Isolating namespaces

With namespace-based isolation, tenants share a cluster. Within that cluster, namespaces are used to logically separate each tenant's resources.

Namespace based isolation reference
Namespace based isolation

Advantages

Namespace-based isolation provides the following advantages for your organization:

  • Cost efficiency by using shared infrastructure.
  • Reduces complexity by managing one cluster instead of many clusters.
  • Facilitates efficient scaling and resource allocation based on demand without infrastructure duplication.
  • Standardized management processes, tools, and monitoring across a unified environment.

Challenges

Namespace-based isolation includes the following challenges for your organization:

  • Shared cluster-scoped resources can cause a single point of failure that might impact all tenants.
  • Updates impact all tenants.
  • Requires multiple instances of the Ingress Controller.
  • Requires a shared dedicated infrastructure layer, also known as a service mesh.
  • Storage provider decisions, such as using shared storage clusters versus dedicated storage clusters per tenant.
  • Isolated application logs.
  • Isolated metrics for customers.
  • The noisy neighbor problem can be mitigated by enforcing fair sharing per tenant.
  • Multi-namespace deployments for each tenant.
  • Chargebacks are more challenging with global infrastructure auto scaling.
  • The SLA agreement must be accepted on the environments.
  • Privileged pods.

Mitigating challenges

Namespace-based isolation requires stringent access control and isolation for each tenant, reducing the odds of data breaches from tenant to tenant.

Access control
Use policies to help ensure that tenants can access only what they require access to.
Fair sharing
Enforce fair sharing by setting limits per tenant on the number of resources, pod priority, quality of service, taints and tolerations, and pod affinity or anti-affinity.
Isolation
Isolation is critical to prevent tenants from accessing each other's workloads and secrets.
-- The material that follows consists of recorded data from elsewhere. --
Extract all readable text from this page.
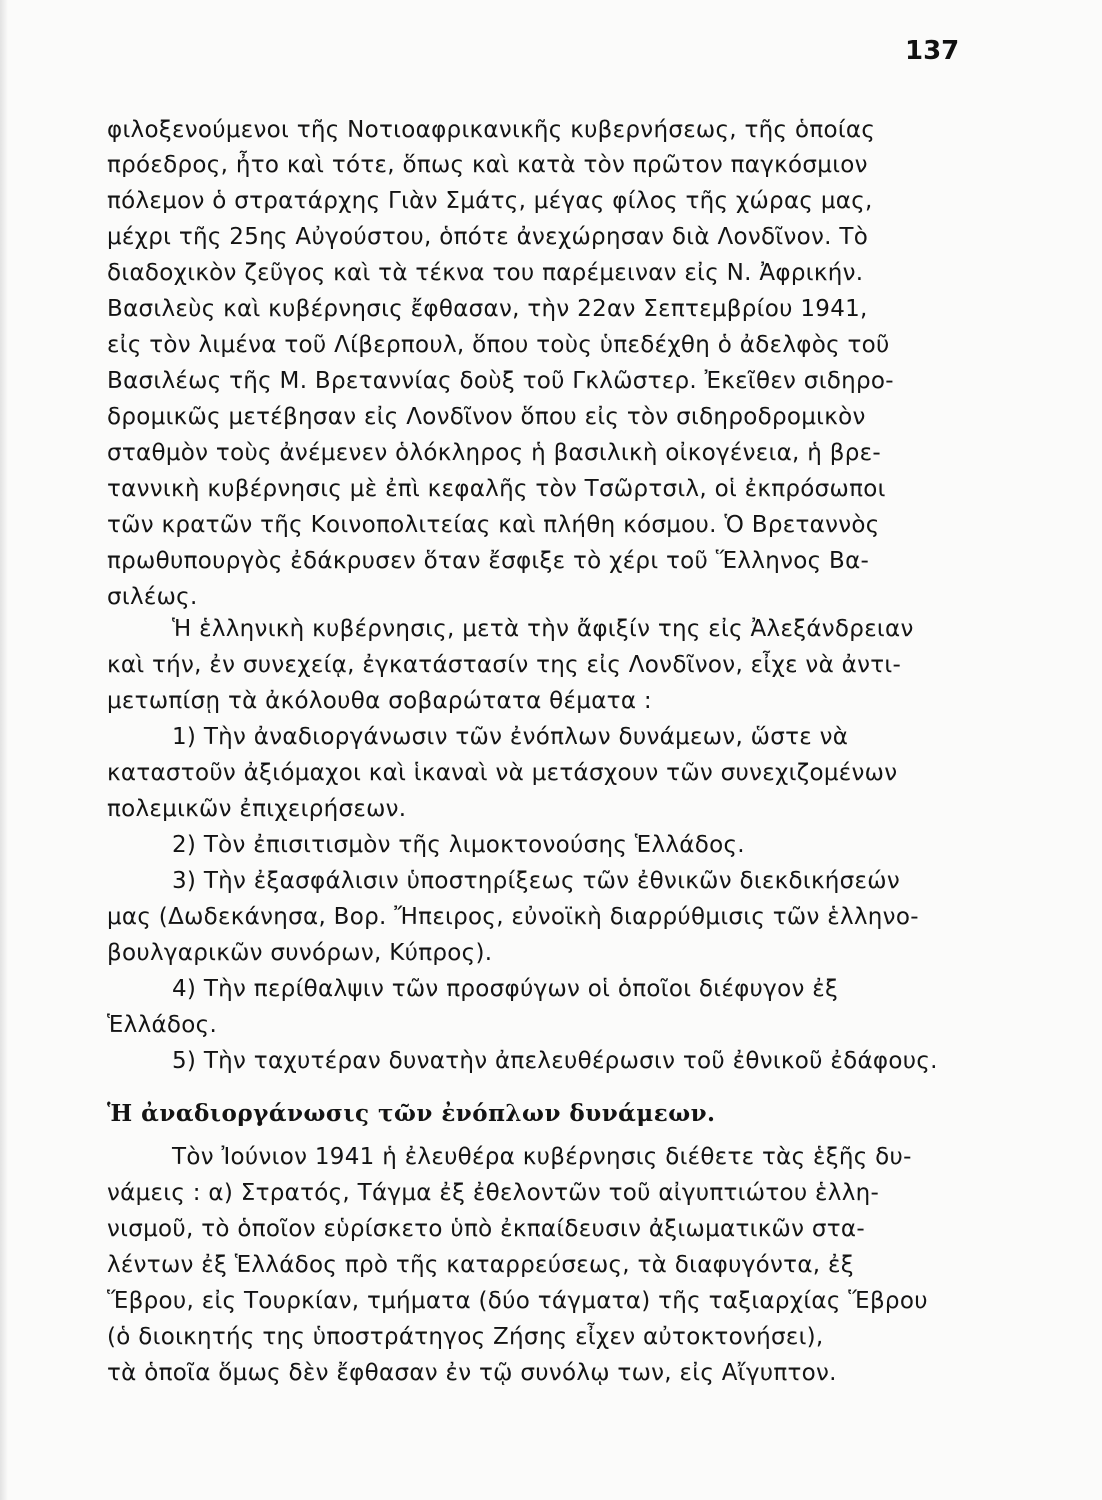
137
φιλοξενούμενοι τῆς Νοτιοαφρικανικῆς κυβερνήσεως, τῆς ὁποίας
πρόεδρος, ἦτο καὶ τότε, ὅπως καὶ κατὰ τὸν πρῶτον παγκόσμιον
πόλεμον ὁ στρατάρχης Γιὰν Σμάτς, μέγας φίλος τῆς χώρας μας,
μέχρι τῆς 25ης Αὐγούστου, ὁπότε ἀνεχώρησαν διὰ Λονδῖνον. Τὸ
διαδοχικὸν ζεῦγος καὶ τὰ τέκνα του παρέμειναν εἰς Ν. Ἀφρικήν.
Βασιλεὺς καὶ κυβέρνησις ἔφθασαν, τὴν 22αν Σεπτεμβρίου 1941,
εἰς τὸν λιμένα τοῦ Λίβερπουλ, ὅπου τοὺς ὑπεδέχθη ὁ ἀδελφὸς τοῦ
Βασιλέως τῆς Μ. Βρεταννίας δοὺξ τοῦ Γκλῶστερ. Ἐκεῖθεν σιδηρο-
δρομικῶς μετέβησαν εἰς Λονδῖνον ὅπου εἰς τὸν σιδηροδρομικὸν
σταθμὸν τοὺς ἀνέμενεν ὁλόκληρος ἡ βασιλικὴ οἰκογένεια, ἡ βρε-
ταννικὴ κυβέρνησις μὲ ἐπὶ κεφαλῆς τὸν Τσῶρτσιλ, οἱ ἐκπρόσωποι
τῶν κρατῶν τῆς Κοινοπολιτείας καὶ πλήθη κόσμου. Ὁ Βρεταννὸς
πρωθυπουργὸς ἐδάκρυσεν ὅταν ἔσφιξε τὸ χέρι τοῦ Ἕλληνος Βα-
σιλέως.
Ἡ ἑλληνικὴ κυβέρνησις, μετὰ τὴν ἄφιξίν της εἰς Ἀλεξάνδρειαν
καὶ τήν, ἐν συνεχείᾳ, ἐγκατάστασίν της εἰς Λονδῖνον, εἶχε νὰ ἀντι-
μετωπίσῃ τὰ ἀκόλουθα σοβαρώτατα θέματα :
1) Τὴν ἀναδιοργάνωσιν τῶν ἐνόπλων δυνάμεων, ὥστε νὰ
καταστοῦν ἀξιόμαχοι καὶ ἱκαναὶ νὰ μετάσχουν τῶν συνεχιζομένων
πολεμικῶν ἐπιχειρήσεων.
2) Τὸν ἐπισιτισμὸν τῆς λιμοκτονούσης Ἑλλάδος.
3) Τὴν ἐξασφάλισιν ὑποστηρίξεως τῶν ἐθνικῶν διεκδικήσεών
μας (Δωδεκάνησα, Βορ. Ἤπειρος, εὐνοϊκὴ διαρρύθμισις τῶν ἑλληνο-
βουλγαρικῶν συνόρων, Κύπρος).
4) Τὴν περίθαλψιν τῶν προσφύγων οἱ ὁποῖοι διέφυγον ἐξ
Ἑλλάδος.
5) Τὴν ταχυτέραν δυνατὴν ἀπελευθέρωσιν τοῦ ἐθνικοῦ ἐδάφους.
Ἡ ἀναδιοργάνωσις τῶν ἐνόπλων δυνάμεων.
Τὸν Ἰούνιον 1941 ἡ ἐλευθέρα κυβέρνησις διέθετε τὰς ἑξῆς δυ-
νάμεις : α) Στρατός, Τάγμα ἐξ ἐθελοντῶν τοῦ αἰγυπτιώτου ἑλλη-
νισμοῦ, τὸ ὁποῖον εὑρίσκετο ὑπὸ ἐκπαίδευσιν ἀξιωματικῶν στα-
λέντων ἐξ Ἑλλάδος πρὸ τῆς καταρρεύσεως, τὰ διαφυγόντα, ἐξ
Ἕβρου, εἰς Τουρκίαν, τμήματα (δύο τάγματα) τῆς ταξιαρχίας Ἕβρου
(ὁ διοικητής της ὑποστράτηγος Ζήσης εἶχεν αὐτοκτονήσει),
τὰ ὁποῖα ὅμως δὲν ἔφθασαν ἐν τῷ συνόλῳ των, εἰς Αἴγυπτον.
Assign different storage classes to each tenant, ideally linked to their own encryption keys.
Admission controller
Use an admission controller to enforce which storage classes are allowed within specific namespaces. Learn more about Kubernetes admission controllers. And, use a separate COS/ICD instance for each tenant.
Internal image registry
Disable the internal image registry if Object Storage is not encrypted. For more information, go to IBM Cloud Registry Guidance

Determine suitability

As you evaluate namespace-based isolation, consider the following questions:

  • Does the ISV have operational expertise for managing namespace isolation?
  • Can namespaces, quotas, and policies ensure enough isolation for the bank?
  • Are security and compliance risks acceptable?
  • Is workload performance unaffected by shared cluster-scoped resources?
  • Is the cost efficiency by sharing compute resources across tenants beneficial?